MAR 25: Steve Berry’s The Malta Exchange, Kris Frieswick’s The Ghost Manuscript, & Elise Hooper’s Learning to See

Today, Vicki chats with three authors who weave historical twists with fictional tales to create suspenseful page turners!

First, returning guest Steve Berry is noted for his mastery of blending fiction and history into a cocktail of intrigue and deception.  The Malta Exchange, The latest in his best-selling Cotton Malone series, finds the titular character caught in a web of Vatican intrigue that involves the Knights of Malta and lost documents that could change history.

Steve’s novels have been translated into 40 languages with 20,000,000 copies in 51 countries.

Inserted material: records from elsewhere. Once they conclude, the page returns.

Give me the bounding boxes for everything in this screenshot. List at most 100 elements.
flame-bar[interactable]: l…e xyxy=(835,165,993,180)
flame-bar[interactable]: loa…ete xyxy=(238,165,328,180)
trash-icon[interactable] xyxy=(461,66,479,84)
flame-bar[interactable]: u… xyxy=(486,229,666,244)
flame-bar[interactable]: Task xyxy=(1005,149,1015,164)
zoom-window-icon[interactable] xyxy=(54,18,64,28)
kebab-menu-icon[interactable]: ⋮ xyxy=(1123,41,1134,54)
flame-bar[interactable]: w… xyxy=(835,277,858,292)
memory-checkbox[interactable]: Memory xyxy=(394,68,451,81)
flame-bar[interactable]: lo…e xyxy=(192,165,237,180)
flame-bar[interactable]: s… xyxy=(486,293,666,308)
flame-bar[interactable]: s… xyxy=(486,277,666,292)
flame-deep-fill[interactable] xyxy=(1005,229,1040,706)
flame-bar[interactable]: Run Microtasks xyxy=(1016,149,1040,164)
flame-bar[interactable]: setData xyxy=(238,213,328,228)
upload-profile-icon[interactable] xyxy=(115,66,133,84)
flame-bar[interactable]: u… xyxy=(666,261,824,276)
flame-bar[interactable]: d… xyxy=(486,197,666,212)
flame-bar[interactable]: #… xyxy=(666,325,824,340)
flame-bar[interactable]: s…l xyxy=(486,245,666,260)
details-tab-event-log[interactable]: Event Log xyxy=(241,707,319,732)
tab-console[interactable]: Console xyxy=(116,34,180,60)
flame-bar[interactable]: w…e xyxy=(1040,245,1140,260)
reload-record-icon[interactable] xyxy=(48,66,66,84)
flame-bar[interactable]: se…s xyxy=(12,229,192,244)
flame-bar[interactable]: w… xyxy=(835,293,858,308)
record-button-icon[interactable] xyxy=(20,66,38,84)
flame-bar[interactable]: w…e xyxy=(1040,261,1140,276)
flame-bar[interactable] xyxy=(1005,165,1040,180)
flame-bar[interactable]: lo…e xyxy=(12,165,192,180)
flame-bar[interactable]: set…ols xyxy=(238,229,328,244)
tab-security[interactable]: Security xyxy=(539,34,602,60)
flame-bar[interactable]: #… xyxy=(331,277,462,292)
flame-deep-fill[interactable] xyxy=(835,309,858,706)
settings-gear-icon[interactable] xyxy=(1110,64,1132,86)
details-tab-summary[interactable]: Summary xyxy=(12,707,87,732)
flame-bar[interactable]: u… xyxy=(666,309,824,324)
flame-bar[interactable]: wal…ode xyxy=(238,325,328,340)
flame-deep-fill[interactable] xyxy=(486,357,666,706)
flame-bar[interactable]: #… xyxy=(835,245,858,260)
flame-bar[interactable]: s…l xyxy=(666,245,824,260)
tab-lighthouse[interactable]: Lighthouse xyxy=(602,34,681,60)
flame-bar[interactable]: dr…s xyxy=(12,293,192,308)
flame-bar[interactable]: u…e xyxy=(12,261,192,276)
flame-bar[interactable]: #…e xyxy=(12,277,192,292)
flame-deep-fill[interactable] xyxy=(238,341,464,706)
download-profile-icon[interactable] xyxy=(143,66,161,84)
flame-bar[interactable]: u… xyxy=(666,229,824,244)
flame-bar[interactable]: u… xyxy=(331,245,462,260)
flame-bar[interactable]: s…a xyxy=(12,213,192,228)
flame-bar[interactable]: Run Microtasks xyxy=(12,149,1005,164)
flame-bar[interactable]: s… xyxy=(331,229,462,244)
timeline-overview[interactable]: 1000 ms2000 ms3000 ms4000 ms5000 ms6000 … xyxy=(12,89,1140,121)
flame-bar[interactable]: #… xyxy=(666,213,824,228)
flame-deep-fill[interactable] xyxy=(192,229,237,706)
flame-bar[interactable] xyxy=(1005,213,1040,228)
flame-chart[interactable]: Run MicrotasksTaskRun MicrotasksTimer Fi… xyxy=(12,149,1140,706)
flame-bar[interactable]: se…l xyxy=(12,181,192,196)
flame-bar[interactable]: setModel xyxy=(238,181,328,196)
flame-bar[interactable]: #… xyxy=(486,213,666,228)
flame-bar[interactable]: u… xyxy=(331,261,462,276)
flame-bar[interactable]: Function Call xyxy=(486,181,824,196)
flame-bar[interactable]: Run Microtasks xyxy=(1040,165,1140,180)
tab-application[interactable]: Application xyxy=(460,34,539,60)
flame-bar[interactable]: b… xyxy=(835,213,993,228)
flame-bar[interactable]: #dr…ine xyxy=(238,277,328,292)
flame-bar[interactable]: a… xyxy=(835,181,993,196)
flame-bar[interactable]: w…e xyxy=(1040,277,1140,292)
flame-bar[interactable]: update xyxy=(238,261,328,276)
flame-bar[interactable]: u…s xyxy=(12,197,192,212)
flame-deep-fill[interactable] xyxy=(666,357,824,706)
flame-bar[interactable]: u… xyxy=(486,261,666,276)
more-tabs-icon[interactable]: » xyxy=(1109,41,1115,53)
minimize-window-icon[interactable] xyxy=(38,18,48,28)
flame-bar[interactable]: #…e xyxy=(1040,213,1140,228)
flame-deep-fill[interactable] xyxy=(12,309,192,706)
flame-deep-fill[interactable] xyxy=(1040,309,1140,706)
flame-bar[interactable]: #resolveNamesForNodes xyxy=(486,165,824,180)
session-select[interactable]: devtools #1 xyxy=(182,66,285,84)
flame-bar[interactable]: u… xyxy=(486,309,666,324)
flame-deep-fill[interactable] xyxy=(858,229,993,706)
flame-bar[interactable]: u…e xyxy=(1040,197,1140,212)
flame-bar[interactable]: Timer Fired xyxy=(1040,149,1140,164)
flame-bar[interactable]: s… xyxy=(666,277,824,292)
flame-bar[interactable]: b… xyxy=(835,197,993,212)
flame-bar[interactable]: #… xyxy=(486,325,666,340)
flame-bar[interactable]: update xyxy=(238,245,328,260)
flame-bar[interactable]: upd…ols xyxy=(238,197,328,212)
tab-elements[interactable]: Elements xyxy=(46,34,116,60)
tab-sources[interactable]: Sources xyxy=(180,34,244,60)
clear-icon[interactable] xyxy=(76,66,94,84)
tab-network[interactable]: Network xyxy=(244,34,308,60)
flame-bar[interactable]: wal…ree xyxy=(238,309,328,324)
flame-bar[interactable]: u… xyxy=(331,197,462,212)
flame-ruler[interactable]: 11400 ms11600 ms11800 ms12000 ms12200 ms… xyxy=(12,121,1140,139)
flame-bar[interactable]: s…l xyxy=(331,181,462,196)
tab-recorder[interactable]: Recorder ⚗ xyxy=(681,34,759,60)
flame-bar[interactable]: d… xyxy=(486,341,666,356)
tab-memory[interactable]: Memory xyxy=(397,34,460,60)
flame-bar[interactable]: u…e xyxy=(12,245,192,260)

Next, Kris Frieswick’s 20 years of writing experience didn’t prepare her for the journey as she embarked on her first novel.  The Ghost Manuscript is Indiana Jones with a female lead — we see our heroine on a quest to find King Arthur’s tomb that takes readers from Wales, to Boston and eventually to Cape Cod.

Kris is a journalist, editor, humorist, teacher and author whose work has appeared in national magazines, newspapers and books for more than 20 years.

Finally, Seattle based author Elise Hooper gives readers a peek into the life of photographer Dorothea Lange … the woman who captured the real America … in Learning to See.

Elise has taught high school English and history and enjoys highlighting characters in her books who are real woman that have been often overlooked in history books.